NAIROBI, Kenya May 28 – The effects of COVID-19 are becoming a reality by the day.
On Thursday, Fairmont Hotels and Resorts which owns the iconic Norfolk in Nairobi, said it is closing its hotels indefinitely and will fire all the staff due to uncertainties of the coronavirus pandemic.
“Due to the uncertainty of when and how the impact of the global pandemic will result in the business picking up in the near future, we are left with no option but to close down the business indefinitely,” a memo to staff signed by the Country General Manager, Mehdi Morad, said.
All major hotels in Kenya remain closed temporarily since March when flights were suspended and major restrictions imposed by the government to curb the spread of COVID-19.
The Fairmont memo to staff said the decision to close the business indefinitely had taken into consideration various demands by employees which, the Country General Manager said, are out of reach for the company in the prevailing circumstances.
“It is therefore the decision of the management to terminate the services of all its employees due to frustration by way of mutual separation and taking into account the loyalty and dedication the employees have put into the success of our company in the previous years,” Morad wrote in the May 27 memo.

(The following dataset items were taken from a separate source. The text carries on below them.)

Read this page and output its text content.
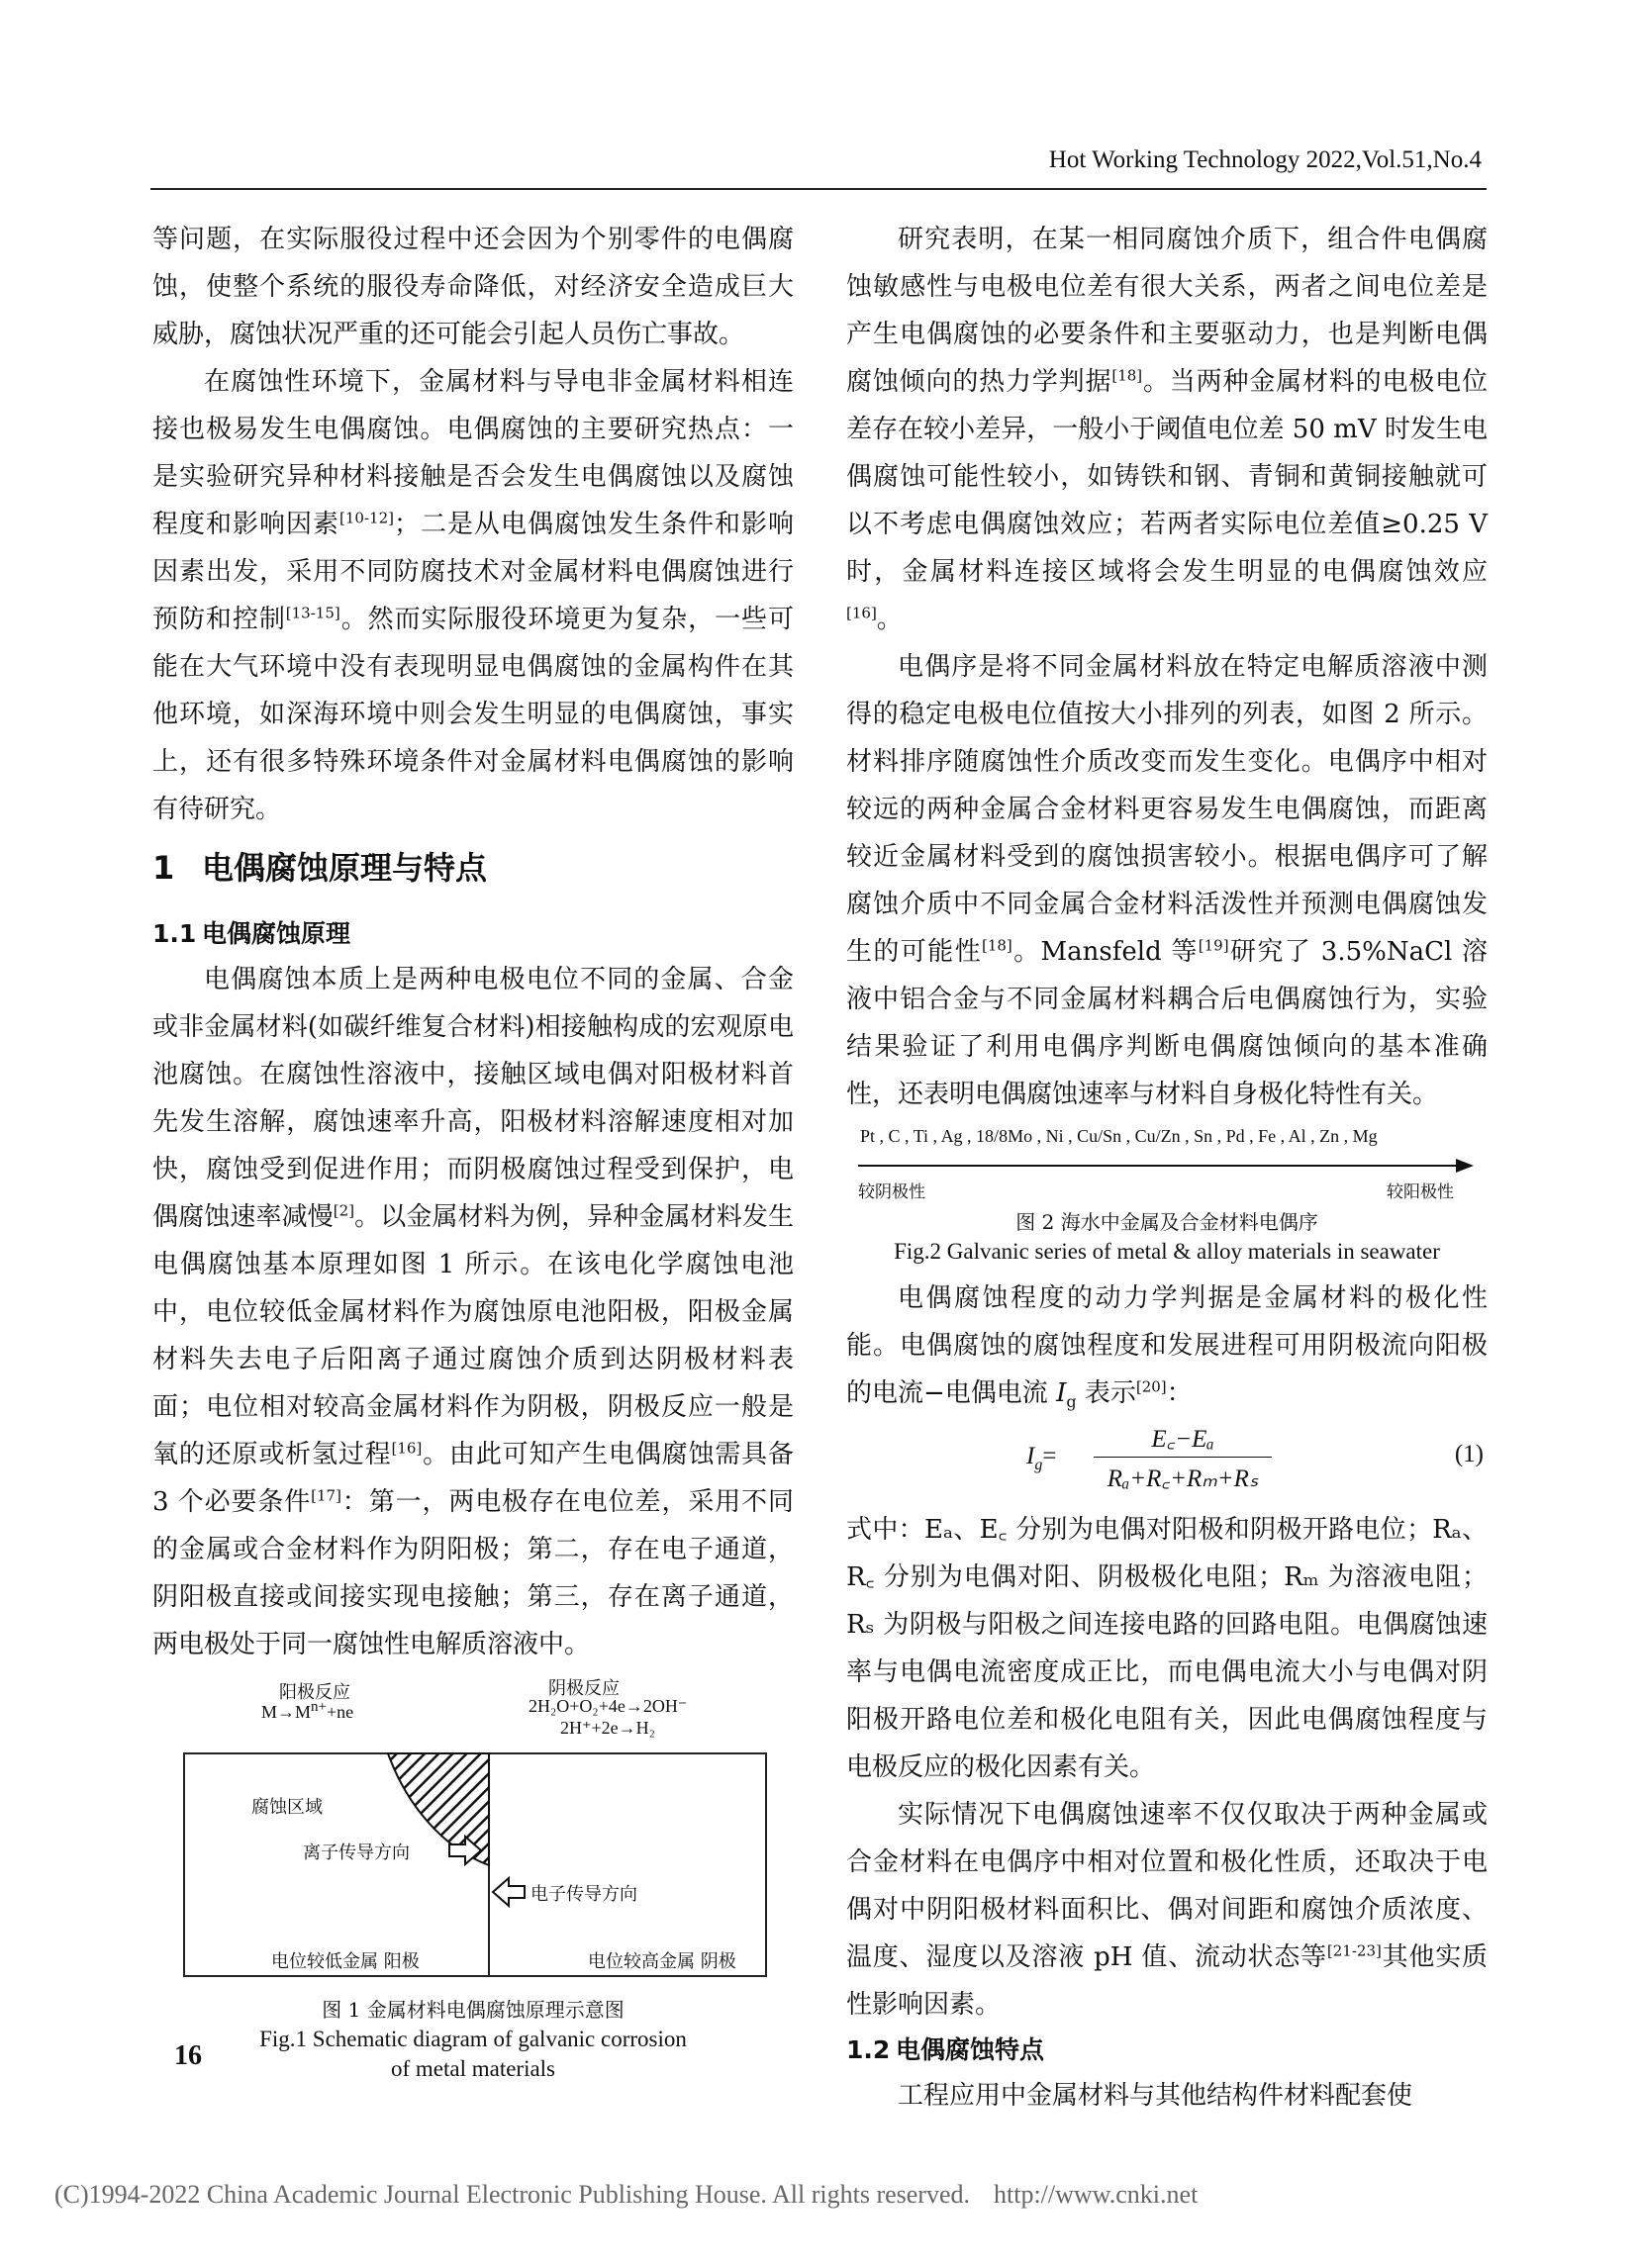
Hot Working Technology 2022,Vol.51,No.4

等问题，在实际服役过程中还会因为个别零件的电偶腐蚀，使整个系统的服役寿命降低，对经济安全造成巨大威胁，腐蚀状况严重的还可能会引起人员伤亡事故。

在腐蚀性环境下，金属材料与导电非金属材料相连接也极易发生电偶腐蚀。电偶腐蚀的主要研究热点：一是实验研究异种材料接触是否会发生电偶腐蚀以及腐蚀程度和影响因素[10-12]；二是从电偶腐蚀发生条件和影响因素出发，采用不同防腐技术对金属材料电偶腐蚀进行预防和控制[13-15]。然而实际服役环境更为复杂，一些可能在大气环境中没有表现明显电偶腐蚀的金属构件在其他环境，如深海环境中则会发生明显的电偶腐蚀，事实上，还有很多特殊环境条件对金属材料电偶腐蚀的影响有待研究。

1 电偶腐蚀原理与特点
1.1 电偶腐蚀原理

电偶腐蚀本质上是两种电极电位不同的金属、合金或非金属材料(如碳纤维复合材料)相接触构成的宏观原电池腐蚀。在腐蚀性溶液中，接触区域电偶对阳极材料首先发生溶解，腐蚀速率升高，阳极材料溶解速度相对加快，腐蚀受到促进作用；而阴极腐蚀过程受到保护，电偶腐蚀速率减慢[2]。以金属材料为例，异种金属材料发生电偶腐蚀基本原理如图 1 所示。在该电化学腐蚀电池中，电位较低金属材料作为腐蚀原电池阳极，阳极金属材料失去电子后阳离子通过腐蚀介质到达阴极材料表面；电位相对较高金属材料作为阴极，阴极反应一般是氧的还原或析氢过程[16]。由此可知产生电偶腐蚀需具备 3 个必要条件[17]：第一，两电极存在电位差，采用不同的金属或合金材料作为阴阳极；第二，存在电子通道，阴阳极直接或间接实现电接触；第三，存在离子通道，两电极处于同一腐蚀性电解质溶液中。

阳极反应
$M\to M^{n+}+ne$
阴极反应
2H₂O+O₂+4e→2OH⁻
2H⁺+2e→H₂
腐蚀区域
离子传导方向
电子传导方向
电位较低金属 阳极	电位较高金属 阴极

图 1 金属材料电偶腐蚀原理示意图

Fig.1 Schematic diagram of galvanic corrosion

of metal materials

研究表明，在某一相同腐蚀介质下，组合件电偶腐蚀敏感性与电极电位差有很大关系，两者之间电位差是产生电偶腐蚀的必要条件和主要驱动力，也是判断电偶腐蚀倾向的热力学判据[18]。当两种金属材料的电极电位差存在较小差异，一般小于阈值电位差 50 mV 时发生电偶腐蚀可能性较小，如铸铁和钢、青铜和黄铜接触就可以不考虑电偶腐蚀效应；若两者实际电位差值≥0.25 V 时，金属材料连接区域将会发生明显的电偶腐蚀效应[16]。

电偶序是将不同金属材料放在特定电解质溶液中测得的稳定电极电位值按大小排列的列表，如图 2 所示。材料排序随腐蚀性介质改变而发生变化。电偶序中相对较远的两种金属合金材料更容易发生电偶腐蚀，而距离较近金属材料受到的腐蚀损害较小。根据电偶序可了解腐蚀介质中不同金属合金材料活泼性并预测电偶腐蚀发生的可能性[18]。Mansfeld 等[19]研究了 3.5%NaCl 溶液中铝合金与不同金属材料耦合后电偶腐蚀行为，实验结果验证了利用电偶序判断电偶腐蚀倾向的基本准确性，还表明电偶腐蚀速率与材料自身极化特性有关。

Pt , C , Ti , Ag , 18/8Mo , Ni , Cu/Sn , Cu/Zn , Sn , Pd , Fe , Al , Zn , Mg
较阴极性	较阳极性

图 2 海水中金属及合金材料电偶序

Fig.2 Galvanic series of metal & alloy materials in seawater

电偶腐蚀程度的动力学判据是金属材料的极化性能。电偶腐蚀的腐蚀程度和发展进程可用阴极流向阳极的电流−电偶电流 $I_g$ 表示[20]：

$I_g=$
E꜀−Eₐ
Rₐ+R꜀+Rₘ+Rₛ
(1)

式中：Eₐ、E꜀ 分别为电偶对阳极和阴极开路电位；Rₐ、R꜀ 分别为电偶对阳、阴极极化电阻；Rₘ 为溶液电阻；Rₛ 为阴极与阳极之间连接电路的回路电阻。电偶腐蚀速率与电偶电流密度成正比，而电偶电流大小与电偶对阴阳极开路电位差和极化电阻有关，因此电偶腐蚀程度与电极反应的极化因素有关。

实际情况下电偶腐蚀速率不仅仅取决于两种金属或合金材料在电偶序中相对位置和极化性质，还取决于电偶对中阴阳极材料面积比、偶对间距和腐蚀介质浓度、温度、湿度以及溶液 pH 值、流动状态等[21-23]其他实质性影响因素。

1.2 电偶腐蚀特点

工程应用中金属材料与其他结构件材料配套使

16
(C)1994-2022 China Academic Journal Electronic Publishing House. All rights reserved. http://www.cnki.net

Staff were advised to collect their termination letters June 5.
“Employees will be entitled to one month’s pay in lieu of notice,” he said and assured them of their pension.

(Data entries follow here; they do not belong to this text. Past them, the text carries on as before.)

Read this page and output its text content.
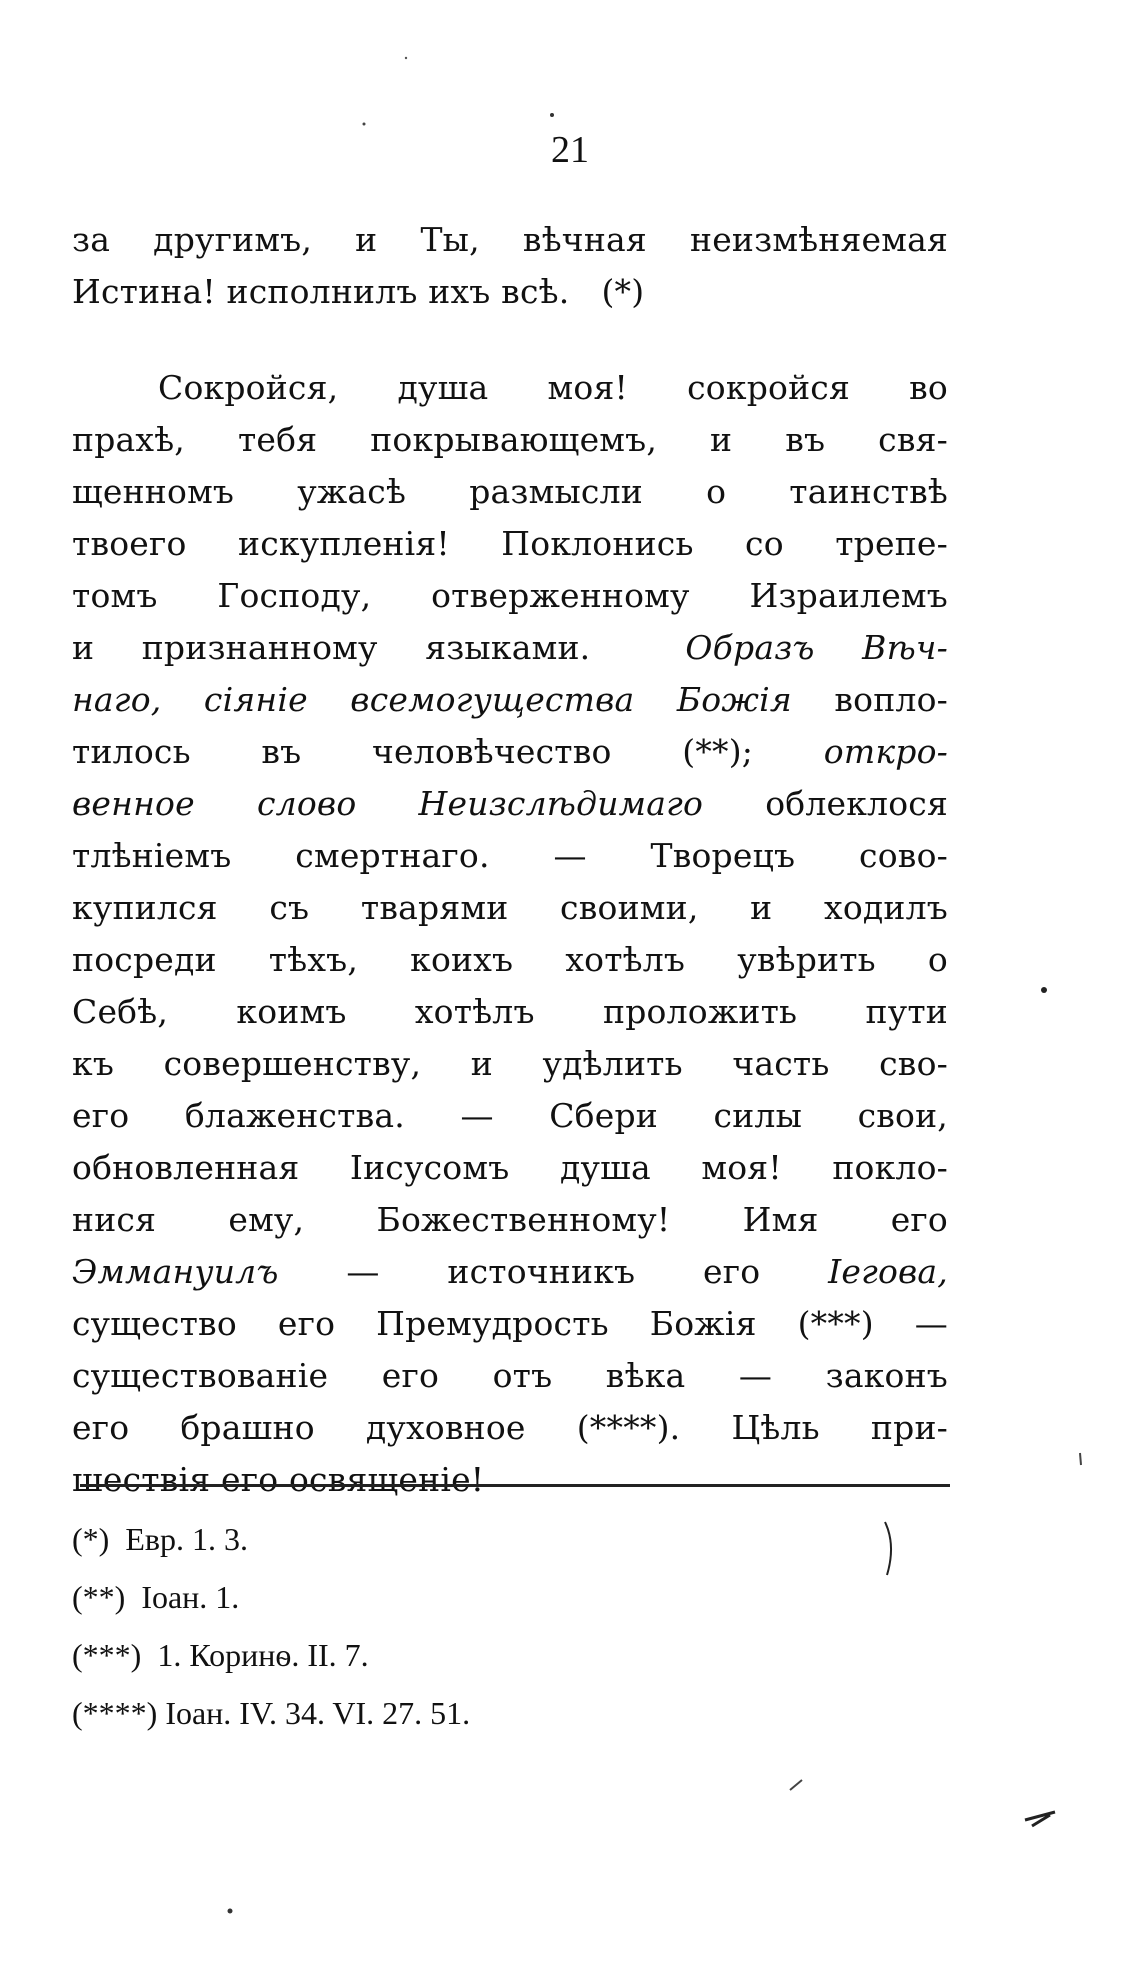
21
за другимъ, и Ты, вѣчная неизмѣняемая
Истина! исполнилъ ихъ всѣ.   (*)
Сокройся, душа моя! сокройся во
прахѣ, тебя покрывающемъ, и въ свя-
щенномъ ужасѣ размысли о таинствѣ
твоего искупленія! Поклонись со трепе-
томъ Господу, отверженному Израилемъ
и признанному языками.  Образъ Вѣч-
наго, сіяніе всемогущества Божія вопло-
тилось въ человѣчество (**); откро-
венное слово Неизслѣдимаго облеклося
тлѣніемъ смертнаго. — Творецъ сово-
купился съ тварями своими, и ходилъ
посреди тѣхъ, коихъ хотѣлъ увѣрить о
Себѣ, коимъ хотѣлъ проложить пути
къ совершенству, и удѣлить часть сво-
его блаженства. — Сбери силы свои,
обновленная Іисусомъ душа моя! покло-
нися ему, Божественному! Имя его
Эммануилъ — источникъ его Iегова,
существо его Премудрость Божія (***) —
существованіе его отъ вѣка — законъ
его брашно духовное (****). Цѣль при-
шествія его освященіе!
(*)  Евр. 1. 3.
(**)  Іоан. 1.
(***)  1. Коринѳ. II. 7.
(****) Іоан. IV. 34. VI. 27. 51.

Fairmont is a global brand that operates in various countries.
In Kenya, it operates The Norfolk, Fairmont Mara Safari Club, Fairmont Mount Kenya Safari Club among others.
The closure of the operations in Kenya comes amid calls from the private sector for the government to re-open key sectors so as to rescue the economy.
Last week, President Uhuru Kenyatta hinted at plans to re-open the economy when he pumped some Sh53.7 billion into various sectors.
He is expected to make a key announcement by June 6, on expiry of the six-week dusk to dawn curfew.
He will also announce the fate of the cessation of movement into and out of Nairobi, Mombasa, Kilifi, Kwale and Mandera which was extended for a further three weeks on May 16.
COVID-19 cases are on the increase in Kenya, with 123 positive cases reported on May 27, the highest on a single day which raised the tally to 1,471 and 55 fatalities.
Globally, there are 5.6 million cases with 356,000 deaths.